Update on obesity, the obesity paradox, and obesity management in heart failure.

机构信息

Division of Cardiology, Pauley Heart Center, Department of Internal Medicine, Virginia Commonwealth University, United States of America.

Sentara Heart Hospital, Eastern Virginia Medical School, United States of America.

出版信息

Prog Cardiovasc Dis. 2024 Jan-Feb;82:34-42. doi: 10.1016/j.pcad.2024.01.003. Epub 2024 Jan 9.

Abstract

Obesity is a major public health challenge worldwide. It is costly, predisposes to many cardiovascular (CV) diseases (CVD), is increasing at an alarming rate, and disproportionately affects people of low-socioeconomic status. It has a myriad of deleterious effects on the body, particularly on the CV system. Obesity is a major risk factor for heart failure (HF) and highly prevalent in this population, particularly in those with HF with preserved ejection fraction (HFpEF), to the extent that an obesity HFpEF phenotype has been proposed in the literature. However, once HF is developed, an obesity paradox exists where those with obesity have better short- and mid-term survival than normal or underweight individuals, despite a greater risk for hospitalizations. It may be argued that excess energy reserve, younger patient population, higher tolerability of HF therapy and better nutritional status may account for at least part of the obesity paradox on survival. Furthermore, body mass index (BMI) may not be an accurate measure of body composition, especially in HF, where there is an excess volume status. BMI also fails to delineate fat-free mass and its components, which is a better predictor of functional capacity and cardiorespiratory fitness (CRF), which particularly is increasingly being recognized as a risk modifier in both healthy individuals and in persons with comorbidities, particularly in HF. Notably, when CRF is accounted for, the obesity paradox disappears, suggesting that improving CRF might represent a therapeutic target with greater importance than changes in body weight in the setting of HF. In this narrative review, we discuss the current trends in obesity, the causal link between obesity and HF, an update on the obesity paradox, and a description of the major flaws of BMI in this population.
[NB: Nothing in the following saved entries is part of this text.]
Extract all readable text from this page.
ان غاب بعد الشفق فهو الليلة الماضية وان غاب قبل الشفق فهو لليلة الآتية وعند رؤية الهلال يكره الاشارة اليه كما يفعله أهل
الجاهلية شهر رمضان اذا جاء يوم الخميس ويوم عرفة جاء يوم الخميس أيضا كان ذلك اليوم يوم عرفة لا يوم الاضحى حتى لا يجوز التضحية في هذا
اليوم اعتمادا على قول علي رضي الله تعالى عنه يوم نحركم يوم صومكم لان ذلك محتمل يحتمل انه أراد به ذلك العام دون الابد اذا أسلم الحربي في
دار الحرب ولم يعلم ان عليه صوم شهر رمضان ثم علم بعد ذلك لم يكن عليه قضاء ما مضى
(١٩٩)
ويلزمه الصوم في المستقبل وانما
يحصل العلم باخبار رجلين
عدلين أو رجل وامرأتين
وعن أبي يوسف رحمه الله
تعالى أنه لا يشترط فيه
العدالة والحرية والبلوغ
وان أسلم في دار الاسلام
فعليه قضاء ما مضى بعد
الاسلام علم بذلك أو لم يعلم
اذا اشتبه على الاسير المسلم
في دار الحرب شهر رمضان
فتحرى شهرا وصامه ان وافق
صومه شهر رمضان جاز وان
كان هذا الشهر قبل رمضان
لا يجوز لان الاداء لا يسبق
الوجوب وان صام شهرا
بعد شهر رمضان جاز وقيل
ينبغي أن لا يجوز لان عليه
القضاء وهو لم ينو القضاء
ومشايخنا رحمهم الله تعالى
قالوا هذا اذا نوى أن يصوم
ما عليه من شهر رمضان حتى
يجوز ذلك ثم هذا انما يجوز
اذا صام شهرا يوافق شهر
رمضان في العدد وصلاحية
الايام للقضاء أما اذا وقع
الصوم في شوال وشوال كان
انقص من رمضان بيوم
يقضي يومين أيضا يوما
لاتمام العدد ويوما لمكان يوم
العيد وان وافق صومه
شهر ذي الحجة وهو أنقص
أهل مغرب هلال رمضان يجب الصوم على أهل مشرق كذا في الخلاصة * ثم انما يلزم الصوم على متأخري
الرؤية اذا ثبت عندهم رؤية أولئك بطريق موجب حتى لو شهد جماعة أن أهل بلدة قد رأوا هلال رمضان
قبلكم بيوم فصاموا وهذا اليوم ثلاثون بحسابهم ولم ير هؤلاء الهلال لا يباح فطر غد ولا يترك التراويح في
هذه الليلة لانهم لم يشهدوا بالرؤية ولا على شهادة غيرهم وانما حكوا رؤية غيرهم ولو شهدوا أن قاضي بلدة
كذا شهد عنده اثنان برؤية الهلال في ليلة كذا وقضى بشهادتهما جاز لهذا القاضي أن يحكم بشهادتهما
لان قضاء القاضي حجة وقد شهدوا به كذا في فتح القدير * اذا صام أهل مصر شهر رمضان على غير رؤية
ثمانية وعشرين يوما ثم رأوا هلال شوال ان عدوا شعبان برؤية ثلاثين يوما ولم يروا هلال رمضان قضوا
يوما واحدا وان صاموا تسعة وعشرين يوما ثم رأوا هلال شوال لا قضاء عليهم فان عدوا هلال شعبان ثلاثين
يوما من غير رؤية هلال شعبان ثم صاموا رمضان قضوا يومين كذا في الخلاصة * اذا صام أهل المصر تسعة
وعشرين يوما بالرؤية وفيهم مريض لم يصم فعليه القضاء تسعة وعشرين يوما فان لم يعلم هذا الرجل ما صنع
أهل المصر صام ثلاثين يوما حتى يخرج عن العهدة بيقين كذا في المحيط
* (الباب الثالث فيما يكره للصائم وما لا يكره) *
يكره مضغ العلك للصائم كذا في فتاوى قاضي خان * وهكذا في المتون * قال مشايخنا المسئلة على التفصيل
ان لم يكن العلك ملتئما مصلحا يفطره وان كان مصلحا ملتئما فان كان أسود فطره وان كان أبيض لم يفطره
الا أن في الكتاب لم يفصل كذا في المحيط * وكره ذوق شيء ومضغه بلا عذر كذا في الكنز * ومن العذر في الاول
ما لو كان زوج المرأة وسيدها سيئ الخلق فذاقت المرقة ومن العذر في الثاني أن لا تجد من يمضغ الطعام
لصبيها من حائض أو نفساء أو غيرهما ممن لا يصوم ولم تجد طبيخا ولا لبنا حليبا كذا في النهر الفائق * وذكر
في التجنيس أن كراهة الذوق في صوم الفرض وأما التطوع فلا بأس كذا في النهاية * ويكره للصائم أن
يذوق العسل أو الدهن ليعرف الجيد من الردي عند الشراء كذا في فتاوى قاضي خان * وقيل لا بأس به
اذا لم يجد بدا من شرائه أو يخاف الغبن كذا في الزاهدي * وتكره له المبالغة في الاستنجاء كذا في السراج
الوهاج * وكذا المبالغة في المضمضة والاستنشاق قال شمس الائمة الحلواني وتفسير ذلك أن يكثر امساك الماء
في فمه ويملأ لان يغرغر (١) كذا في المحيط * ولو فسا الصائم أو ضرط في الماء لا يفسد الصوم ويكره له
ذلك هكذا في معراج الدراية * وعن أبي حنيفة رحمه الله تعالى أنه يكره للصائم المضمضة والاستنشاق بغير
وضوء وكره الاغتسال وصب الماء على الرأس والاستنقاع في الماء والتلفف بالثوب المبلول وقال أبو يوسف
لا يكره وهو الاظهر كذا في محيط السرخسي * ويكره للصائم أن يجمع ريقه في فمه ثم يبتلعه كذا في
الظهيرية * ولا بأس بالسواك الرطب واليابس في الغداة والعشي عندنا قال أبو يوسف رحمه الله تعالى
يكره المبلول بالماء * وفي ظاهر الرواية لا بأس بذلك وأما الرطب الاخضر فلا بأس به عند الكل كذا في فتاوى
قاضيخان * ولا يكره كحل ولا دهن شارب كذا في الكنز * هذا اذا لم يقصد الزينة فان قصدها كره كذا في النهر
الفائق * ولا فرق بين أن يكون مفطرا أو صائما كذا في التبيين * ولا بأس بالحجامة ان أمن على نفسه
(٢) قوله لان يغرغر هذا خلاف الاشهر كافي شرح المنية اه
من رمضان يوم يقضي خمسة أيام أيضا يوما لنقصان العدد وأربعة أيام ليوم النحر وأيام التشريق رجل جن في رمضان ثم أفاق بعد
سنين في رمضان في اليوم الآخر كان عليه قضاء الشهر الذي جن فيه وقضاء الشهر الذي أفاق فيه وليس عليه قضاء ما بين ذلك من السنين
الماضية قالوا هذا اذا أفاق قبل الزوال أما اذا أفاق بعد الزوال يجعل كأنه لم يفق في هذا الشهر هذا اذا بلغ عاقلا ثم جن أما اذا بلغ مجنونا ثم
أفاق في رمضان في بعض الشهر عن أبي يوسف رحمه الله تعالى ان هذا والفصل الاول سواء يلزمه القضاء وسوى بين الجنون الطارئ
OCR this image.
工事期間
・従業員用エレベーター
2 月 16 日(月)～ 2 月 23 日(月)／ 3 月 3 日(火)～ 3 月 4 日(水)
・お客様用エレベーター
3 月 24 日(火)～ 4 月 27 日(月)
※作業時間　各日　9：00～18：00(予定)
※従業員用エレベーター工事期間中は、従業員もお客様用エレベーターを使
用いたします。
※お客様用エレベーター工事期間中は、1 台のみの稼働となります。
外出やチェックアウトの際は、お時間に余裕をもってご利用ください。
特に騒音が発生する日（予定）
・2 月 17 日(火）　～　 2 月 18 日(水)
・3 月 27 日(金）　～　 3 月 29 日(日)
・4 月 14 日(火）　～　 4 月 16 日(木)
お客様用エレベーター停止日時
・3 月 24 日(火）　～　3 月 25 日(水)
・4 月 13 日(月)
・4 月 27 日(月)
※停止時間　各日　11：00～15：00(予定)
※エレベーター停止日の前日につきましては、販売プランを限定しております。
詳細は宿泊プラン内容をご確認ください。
We also present an overview of the latest in HF therapy, weight loss, CRF, and the application of these therapeutic approaches in patients with HF and concomitant obesity.

摘要

肥胖是全球范围内的一个主要公共卫生挑战。它成本高昂,容易引发多种心血管疾病(CVD),发病率呈惊人上升趋势,且不成比例地影响社会经济地位较低的人群。它对身体有许多有害影响,特别是对心血管系统。肥胖是心力衰竭(HF)的主要危险因素,在该人群中极为普遍,尤其是在射血分数保留的心力衰竭(HFpEF)患者中,以至于在文献中提出了肥胖 HFpEF 表型的概念。然而,一旦发生 HF,就会出现肥胖悖论,即肥胖患者的短期和中期生存率优于正常或体重不足的个体,尽管他们住院的风险更高。有人可能会争辩说,多余的能量储备、年轻的患者人群、HF 治疗的更高耐受性和更好的营养状况至少可以部分解释肥胖悖论对生存率的影响。此外,体重指数(BMI)可能不是身体成分的准确衡量标准,尤其是在 HF 中,那里存在多余的容量状态。BMI 也无法区分去脂体重及其成分,而后者是功能能力和心肺适能(CRF)的更好预测指标,尤其在健康个体和合并症患者中,尤其是在 HF 中,这一点越来越受到认可。值得注意的是,当考虑到 CRF 时,肥胖悖论就消失了,这表明改善 CRF 可能代表一个比 HF 中体重变化更重要的治疗目标。在这篇叙述性综述中,我们讨论了肥胖的当前趋势、肥胖与 HF 之间的因果关系、肥胖悖论的最新进展,以及 BMI 在该人群中的主要缺陷的描述。我们还介绍了 HF 治疗、体重减轻、CRF 的最新进展,以及这些治疗方法在肥胖合并 HF 患者中的应用。